Алексей Лодыгин по просьбе дирекции музея-заповедника ответил на многочисленные вопросы посетителей. По его словам, из тех 2583 срубленных деревьев 1376 снесены «по санитарному состоянию», а 1207 – согласно архитектурно-планировочному решению. Еще почти 3 тысячи деревьев и более 5 тысяч кустов пересаживаются в питомник (из деревьев в основном – липа и черешчатый дуб). Казалось бы, они остаются жить, но – уже не в парке. Часть из них впоследствии вернется в парк, часть «будет использована в городском озеленении». Сколько именно вернут в парк, Лодыгин не конкретизировал. Таким образом, парк потеряет не 2583 дерева, а гораздо больше. А гарантированно получит только 725 новых саженца (плюс 12 тысяч единиц кустарников). Еще 1151 и 23 штуки подвергнуты, соответственно, лечению и обрезке. Общая площадь проведения реставрационных работ в парке – 35 Га. На ней сносятся 14% деревьев.
«Архитектурно-планировочные рубки – это снос в местах будущего нового строительства и вдоль всей береговой линии, включая пирсы и дамбы, – говорит Лодыгин. – Для чего, спросите Вы, нужно новое строительство? В первую очередь, для обслуживающего персонала по уходу за парком (в проекте 48 специалистов) будет построен большой административно-бытовой комплекс, а для хранения садовой спецтехники (бобкэт, три трактора, газонокосилки, триммера, бензоножницы и т.д.) – помещение для техники и склад для хранения садовых принадлежностей. Все гидротехнические сооружения (пирсы, дамбы, переправа) подлежат восстановлению в исторических габаритах. Для этого их полностью разбирают. Поэтому ольху черную на дамбе «Розенталь» и березку на пирсе было невозможно сохранить».
Разумеется, невозмутимые слова про снос деревьев вдоль всей береговой линии ради строительства «административно-бытового комплекса» не могут не вызвать острого эмоционального отклика. Однако все производится согласно согласованному проекту, что опять отсылает к первоначальному тезису пресс-секретаря Ирины Андреевой – почему не возражали раньше? И тут с ней приходится согласиться: действительно, плохо возражали. Надо было активней. Тогда, может быть, не было бы теперешней боли по поводу спиленных деревьев.
По утверждению Ирины Андреевой, в репликах критиков реставрации немало не только искажений и неверной интерпретации фактов, но и откровенного вранья: «Коломойский в своей статье утверждает, что снесена 400-летняя сосна у храма Нептуна. На самом деле эта сосна стоит на месте».

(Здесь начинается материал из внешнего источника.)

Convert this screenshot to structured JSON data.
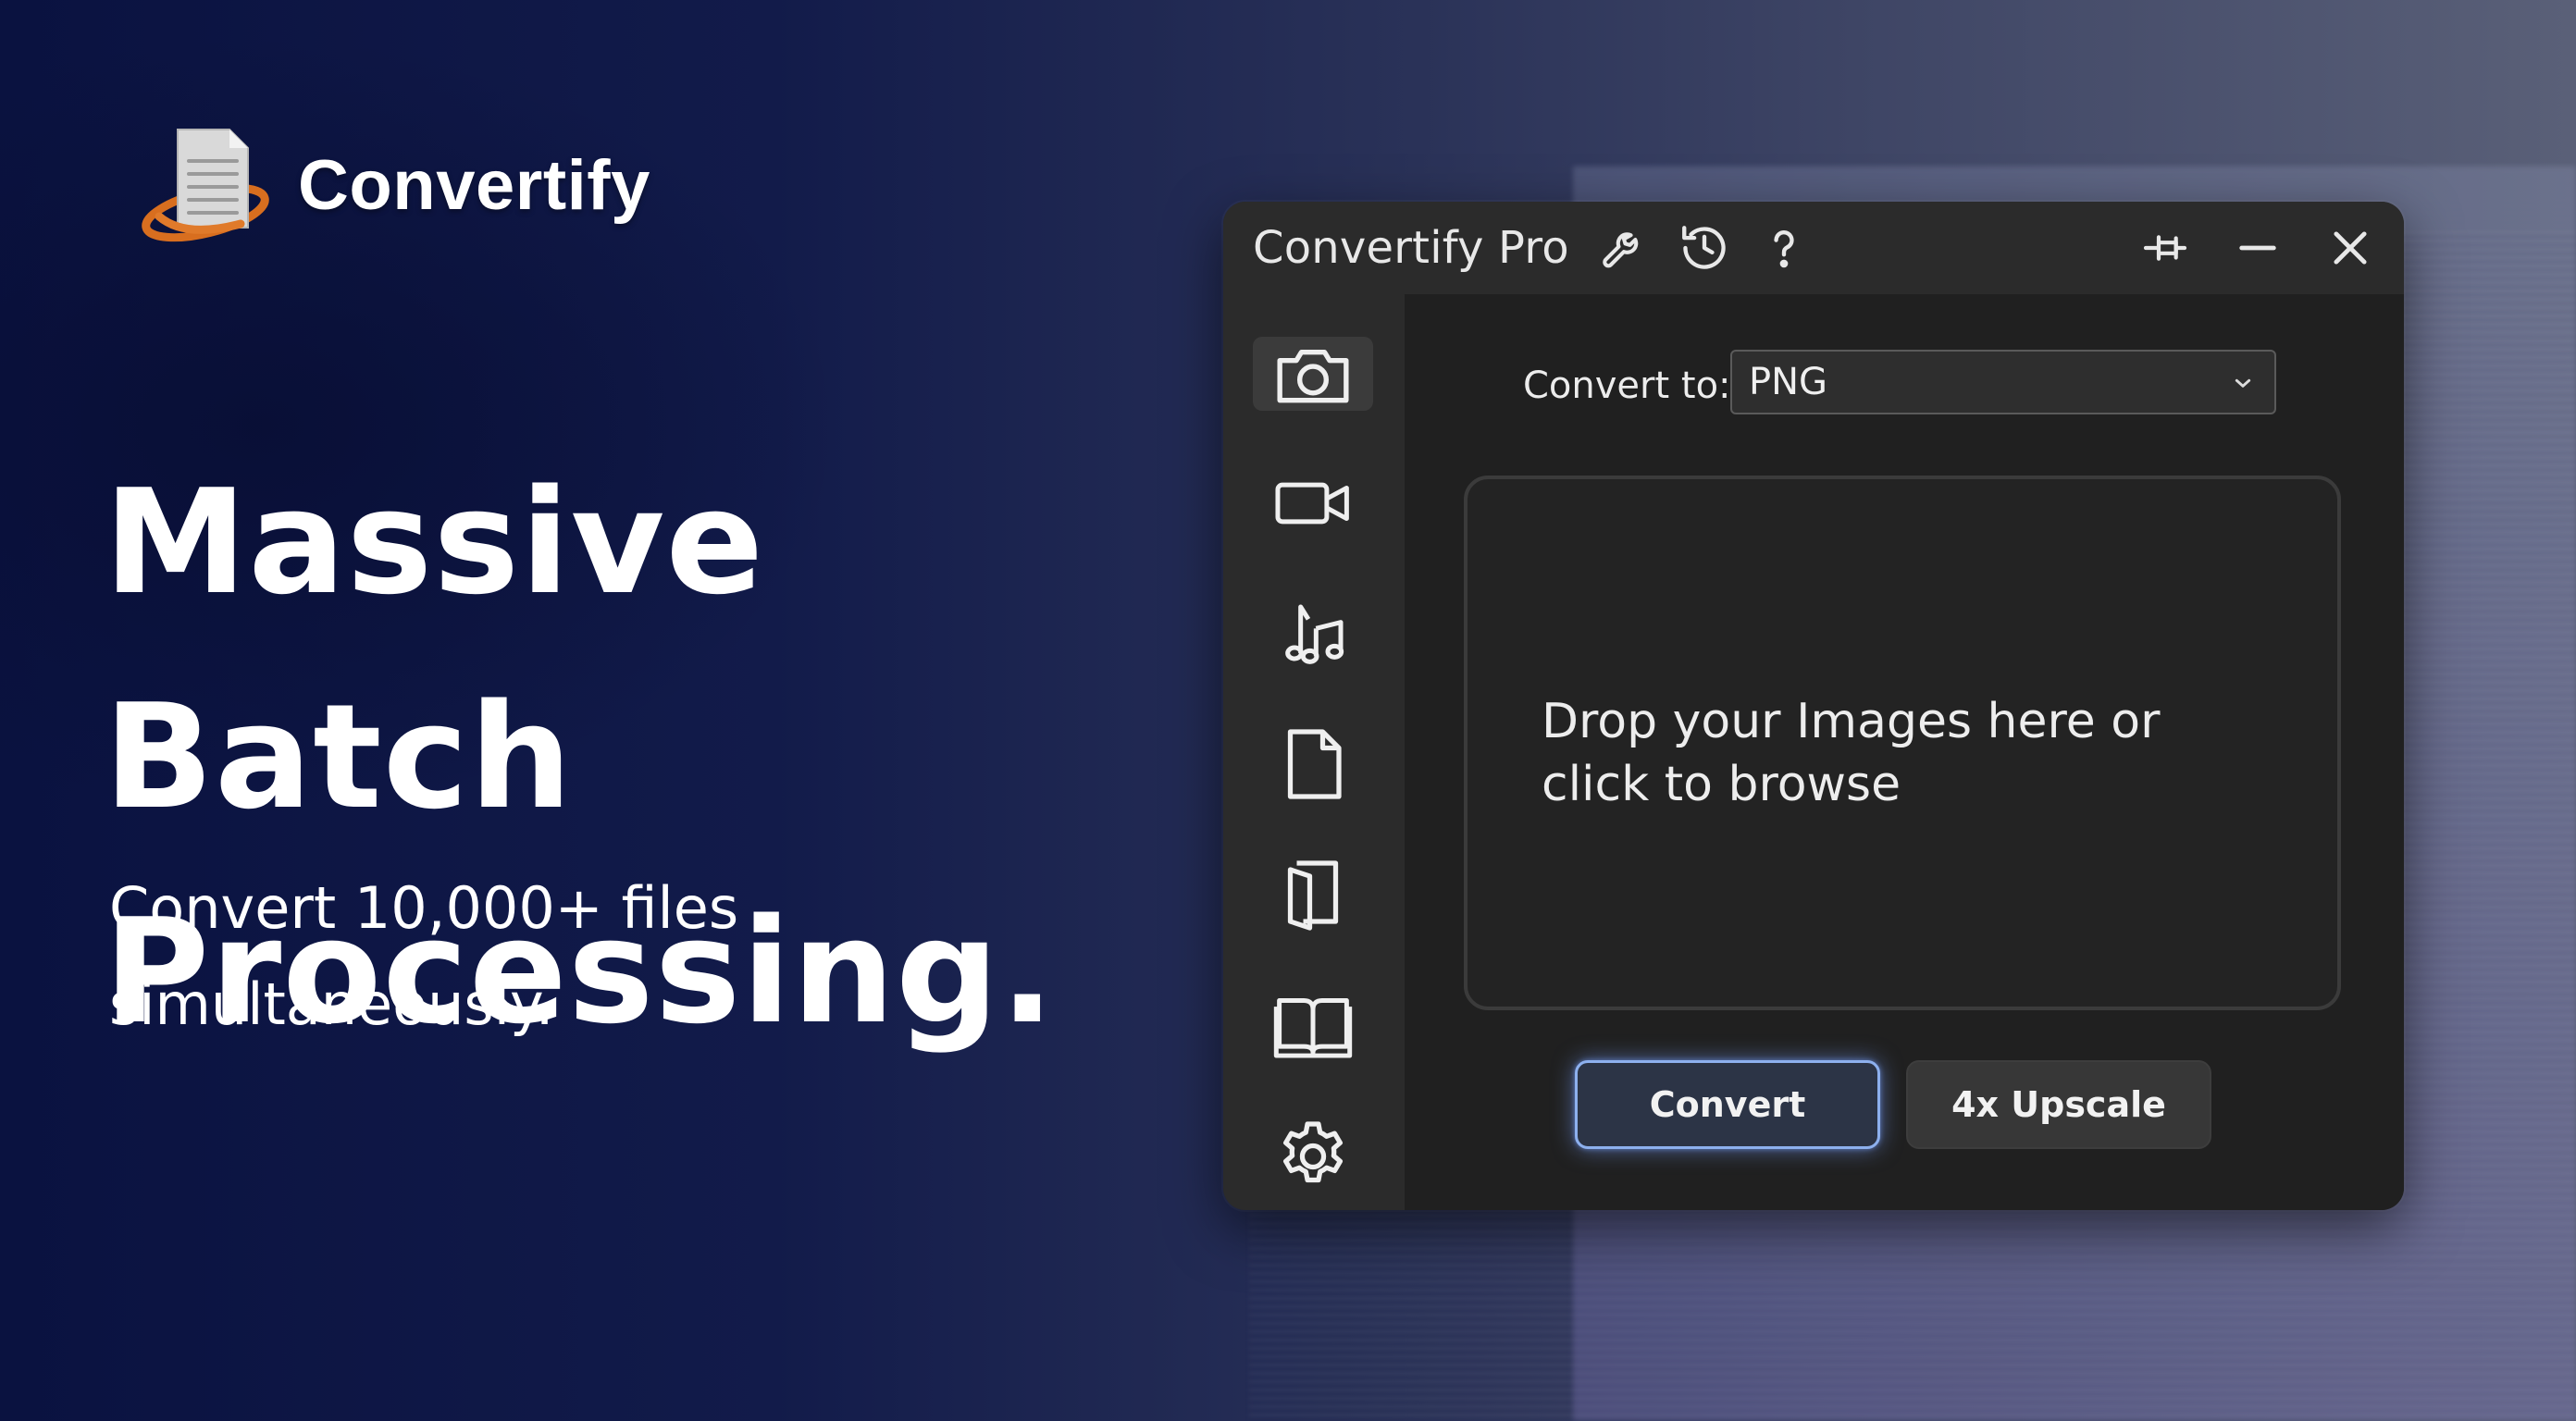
{
  "brand": {
    "name": "Convertify",
    "logo_icon": "document-orbit-icon"
  },
  "hero": {
    "title": "Massive Batch Processing.",
    "subtitle": "Convert 10,000+ files simultaneously."
  },
  "window": {
    "title": "Convertify Pro",
    "toolbar_icons": [
      "wrench-icon",
      "history-icon",
      "help-icon"
    ],
    "controls": [
      "pin-icon",
      "minimize-icon",
      "close-icon"
    ]
  },
  "sidebar": {
    "items": [
      {
        "icon": "camera-icon",
        "active": true
      },
      {
        "icon": "video-camera-icon",
        "active": false
      },
      {
        "icon": "music-note-icon",
        "active": false
      },
      {
        "icon": "document-icon",
        "active": false
      },
      {
        "icon": "folded-page-icon",
        "active": false
      },
      {
        "icon": "book-icon",
        "active": false
      },
      {
        "icon": "gear-icon",
        "active": false
      }
    ]
  },
  "convert": {
    "label": "Convert to:",
    "selected": "PNG"
  },
  "dropzone": {
    "text": "Drop your Images here or click to browse"
  },
  "buttons": {
    "convert": "Convert",
    "upscale": "4x Upscale"
  },
  "colors": {
    "accent": "#8db0ee",
    "window_bg": "#2a2a2a",
    "content_bg": "#202020",
    "logo_orange": "#e07a2a"
  }
}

Видимо, тут возникло разночтение: сосну у Храма Нептуна действительно спилили, но дерево было уже мертво. Оно сильно пострадало в пожаре 2011 года и окончательно погибло в 2012. По мнению Лодыгина, это было старое дерево, но не рекордсмен. При этом бывший главный хранитель парка Татьяна Зинчук, на слова которой ссылался Коломойский, полагает, что ей также было 400 лет. Она считает, что погибшую сосну можно и нужно было сохранить: оно могло долгие годы оставаться важной исторической частью ландшафта. Что касается живой 400-летней сосны, то она росла (и растет по сей день) не у Храма Нептуна, а на тропинке рядом с Чайной беседкой.

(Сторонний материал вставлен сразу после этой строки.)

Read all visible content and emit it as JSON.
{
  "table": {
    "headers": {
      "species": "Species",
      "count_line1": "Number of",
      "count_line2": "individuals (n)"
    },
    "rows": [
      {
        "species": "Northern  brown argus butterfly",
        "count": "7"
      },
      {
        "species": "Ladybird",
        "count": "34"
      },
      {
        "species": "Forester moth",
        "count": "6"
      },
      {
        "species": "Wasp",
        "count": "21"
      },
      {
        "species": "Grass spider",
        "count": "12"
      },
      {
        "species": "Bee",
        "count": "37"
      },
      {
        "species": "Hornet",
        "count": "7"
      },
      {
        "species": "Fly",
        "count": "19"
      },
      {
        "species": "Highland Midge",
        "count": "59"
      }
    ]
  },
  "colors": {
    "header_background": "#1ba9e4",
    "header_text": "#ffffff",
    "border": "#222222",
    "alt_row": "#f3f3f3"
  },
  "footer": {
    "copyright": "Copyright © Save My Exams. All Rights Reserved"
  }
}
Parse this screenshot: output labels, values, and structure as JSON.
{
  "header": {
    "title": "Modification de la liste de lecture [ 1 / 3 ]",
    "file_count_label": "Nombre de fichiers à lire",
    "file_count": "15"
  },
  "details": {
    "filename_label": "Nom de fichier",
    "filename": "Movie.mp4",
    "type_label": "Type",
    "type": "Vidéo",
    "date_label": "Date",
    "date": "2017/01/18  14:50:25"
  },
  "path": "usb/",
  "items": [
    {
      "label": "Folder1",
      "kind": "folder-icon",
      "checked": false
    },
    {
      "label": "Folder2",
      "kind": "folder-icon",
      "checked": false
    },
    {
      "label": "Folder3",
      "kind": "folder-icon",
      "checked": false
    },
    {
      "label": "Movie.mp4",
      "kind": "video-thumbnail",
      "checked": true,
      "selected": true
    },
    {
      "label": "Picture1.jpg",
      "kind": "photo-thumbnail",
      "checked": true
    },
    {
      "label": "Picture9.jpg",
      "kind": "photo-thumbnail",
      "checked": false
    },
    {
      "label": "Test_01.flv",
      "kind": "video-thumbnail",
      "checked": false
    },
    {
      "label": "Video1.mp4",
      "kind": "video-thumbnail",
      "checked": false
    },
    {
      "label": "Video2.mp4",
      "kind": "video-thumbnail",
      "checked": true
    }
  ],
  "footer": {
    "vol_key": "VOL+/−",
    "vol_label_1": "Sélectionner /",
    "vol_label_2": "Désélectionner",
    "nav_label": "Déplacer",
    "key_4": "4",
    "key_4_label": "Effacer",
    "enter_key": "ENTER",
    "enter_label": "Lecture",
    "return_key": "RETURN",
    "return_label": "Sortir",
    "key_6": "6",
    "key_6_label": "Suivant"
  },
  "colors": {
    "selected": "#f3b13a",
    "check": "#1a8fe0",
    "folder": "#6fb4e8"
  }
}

Едва ли не самым острым обвинением критиков (не считая сноса деревьев) была стоимость новых саженцев. Коломойский в своей статье привел космическую цифру в 4000 евро за ствол, что автоматически вызвало у читателей подозрения о банальном распиле бюджета. Лодыгин утверждает, что это неверно. По его словам, саженцы покупались по следующим ценам: «российские питомники: ель обыкновенная (400-500см) – 8200 рублей; сосна обыкновенная (400-500см) – 9000 рублей; береза повислая (600-700см) – 11 400 рублей. Немецкий питомник: липа мелколистная (+ транспорт и таможня) – 320 евро или 22400 рублей. Это стоимость дерева высотой до семи метров».

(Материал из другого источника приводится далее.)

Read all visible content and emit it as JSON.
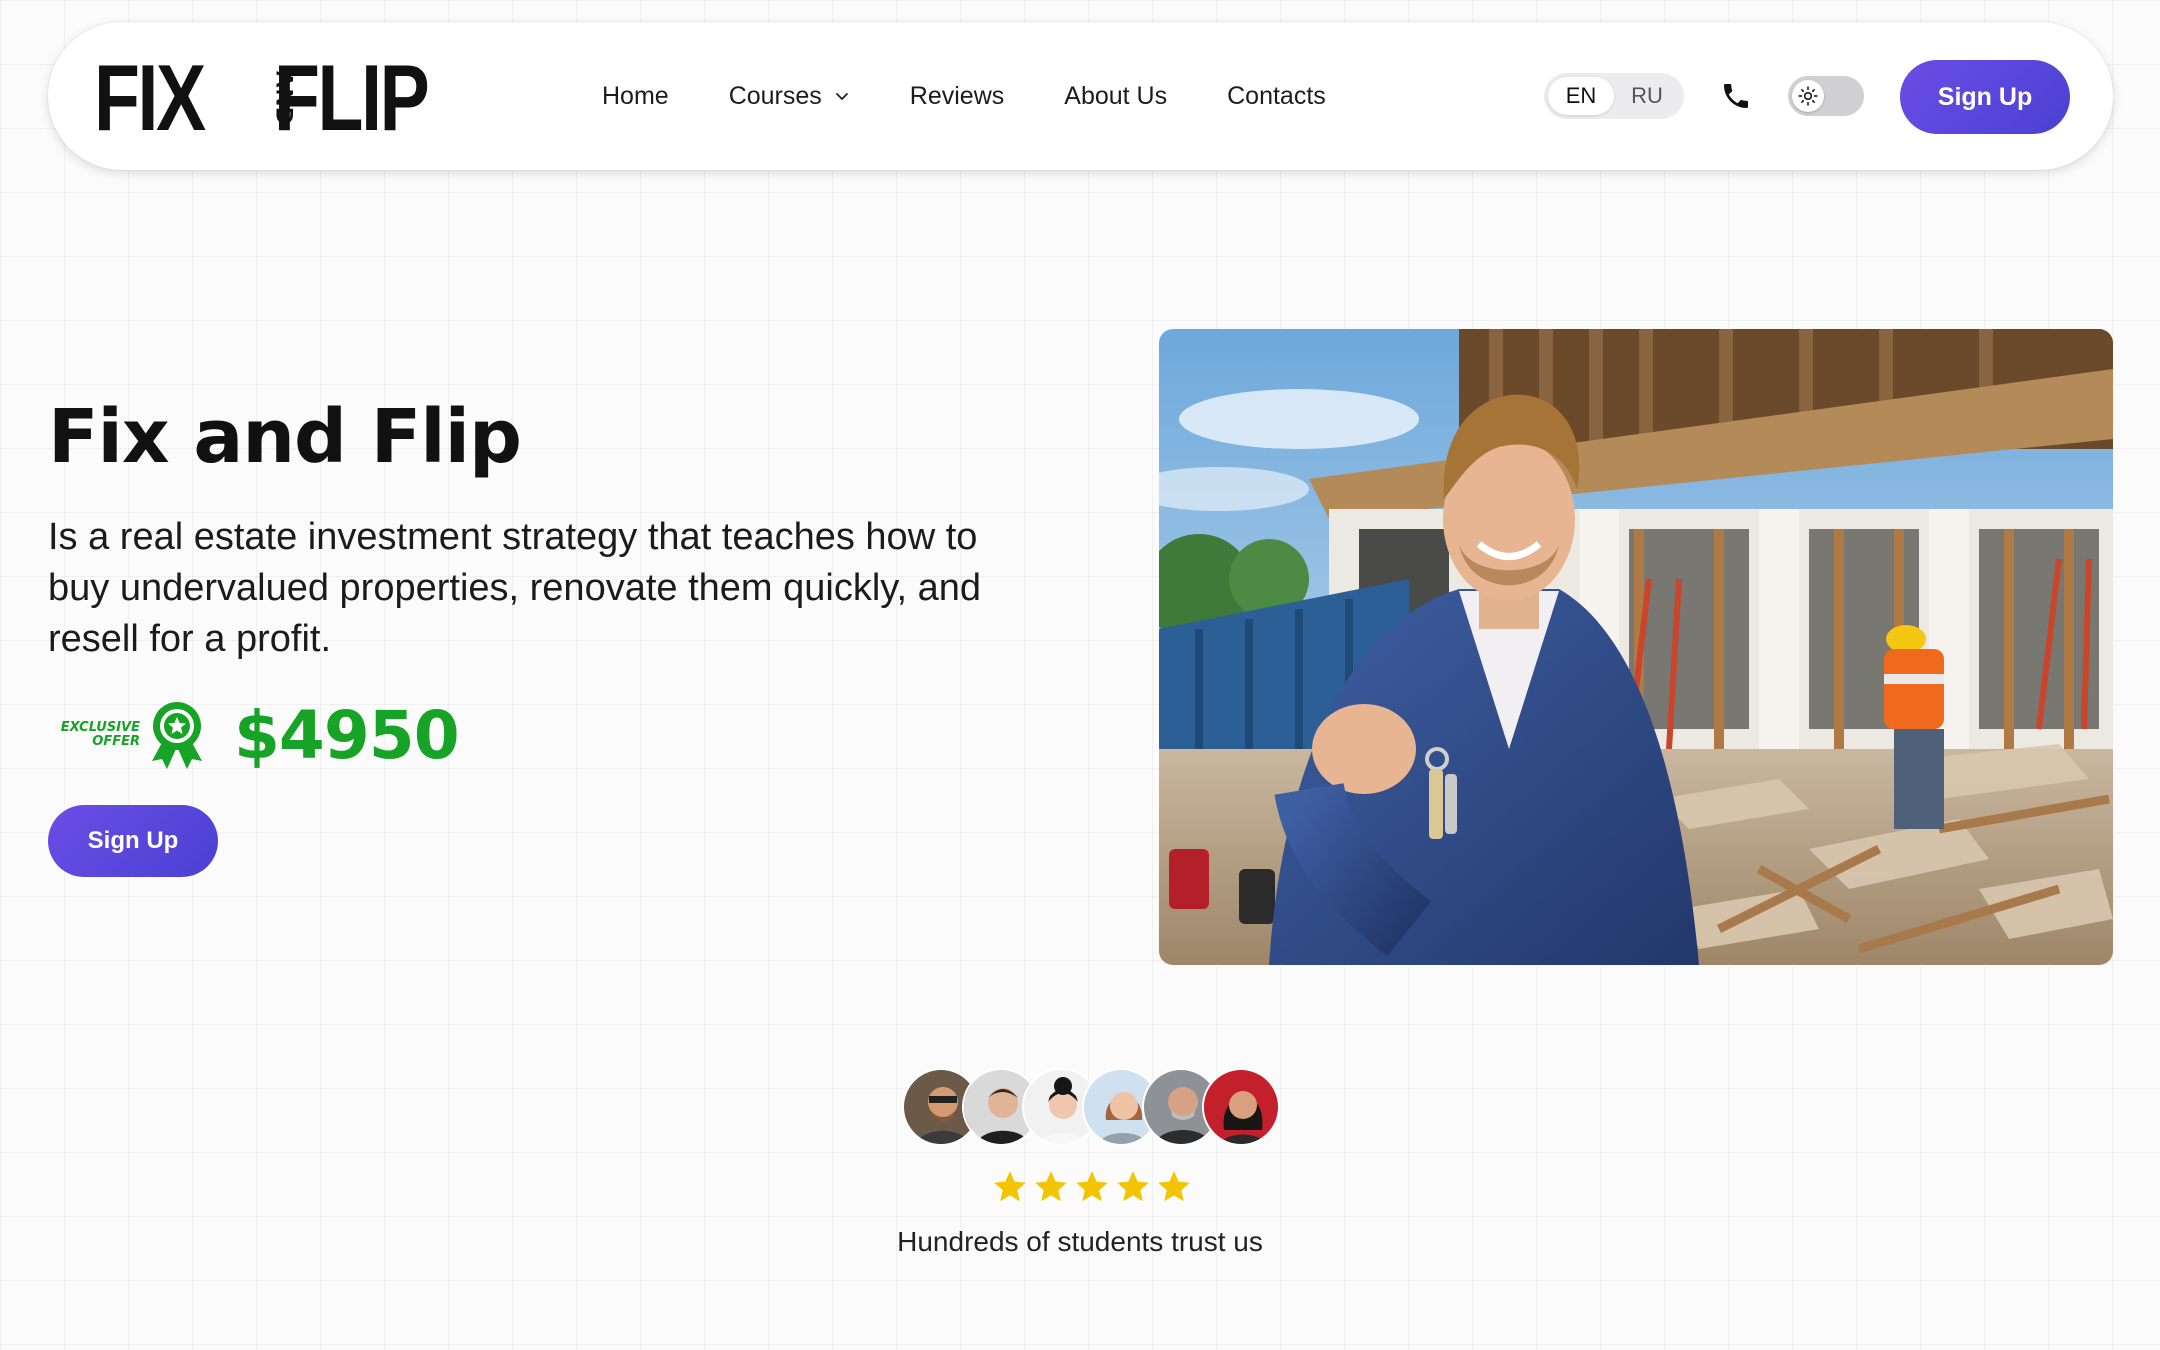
{
  "logo": {
    "word1": "FIX",
    "middle": "AND",
    "word2": "FLIP"
  },
  "nav": {
    "items": [
      {
        "label": "Home"
      },
      {
        "label": "Courses"
      },
      {
        "label": "Reviews"
      },
      {
        "label": "About Us"
      },
      {
        "label": "Contacts"
      }
    ]
  },
  "language": {
    "options": [
      "EN",
      "RU"
    ],
    "selected": "EN"
  },
  "header": {
    "signup_label": "Sign Up",
    "theme": "light"
  },
  "hero": {
    "title": "Fix and Flip",
    "description": "Is a real estate investment strategy that teaches how to buy undervalued properties, renovate them quickly, and resell for a profit.",
    "offer_line1": "EXCLUSIVE",
    "offer_line2": "OFFER",
    "price": "$4950",
    "signup_label": "Sign Up"
  },
  "trust": {
    "rating": 5,
    "rating_max": 5,
    "text": "Hundreds of students trust us"
  },
  "colors": {
    "accent": "#5a46dd",
    "price_green": "#17a325",
    "star_yellow": "#f5c400",
    "text": "#111111"
  },
  "icons": [
    "chevron-down-icon",
    "phone-icon",
    "sun-icon",
    "award-badge-icon",
    "star-icon"
  ]
}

Безусловно, крупные фактологические ошибки критиков подрывают доверие к их общей идее. Что плохо: ведь недовольство вызывает сам проект реставрации, пусть и реализуется он на абсолютно законных основаниях. Многие авторы негативных комментариев, на мой взгляд, ошибочно свалили в одну кучу претензии к проекту и намеки на нарушения законодательства при его исполнении. Последние в любом случае требуют серьезной проверки, доказать их очень трудно. А вот вырубленные участки парка видны невооруженным глазом (кстати, посетителей продолжают в парк пускать, причем по-прежнему берут за это деньги). И дискуссию надо концентрировать именно на этом.
Впрочем, представители музея тоже впадают в полемическую ошибку, начиная обвинять своих оппонентов чуть ли не в продажности и политической ангажированности. Директор Монрепо Александр Буянов считает, что реконструкцию парка хотят сорвать некие силы. «Почему-то вопросы к проекту появились именно накануне выборов», – более чем прозрачно намекает Ирина Андреева. Она полагает, что большое количество противников реставрации – не более чем миф. «Когда недавно журналисты ресурса 47news делали свой материал и захотели пообщаться с этими людьми, оказалось, что их нигде не найти». Такие обвинения, в свою очередь, не добавляют очков защитникам проекта. Сожаление по поводу рубки здоровых деревьев – пожалуй, по нынешним временам одна из самых естественных эмоций. С учетом того, что повсюду деревьев становится все меньше. Отказывать людям в этом здоровом чувстве, сомневаться в его искренности, значит выказывать неуважением оппонентам и вызывать их симметричную реакцию.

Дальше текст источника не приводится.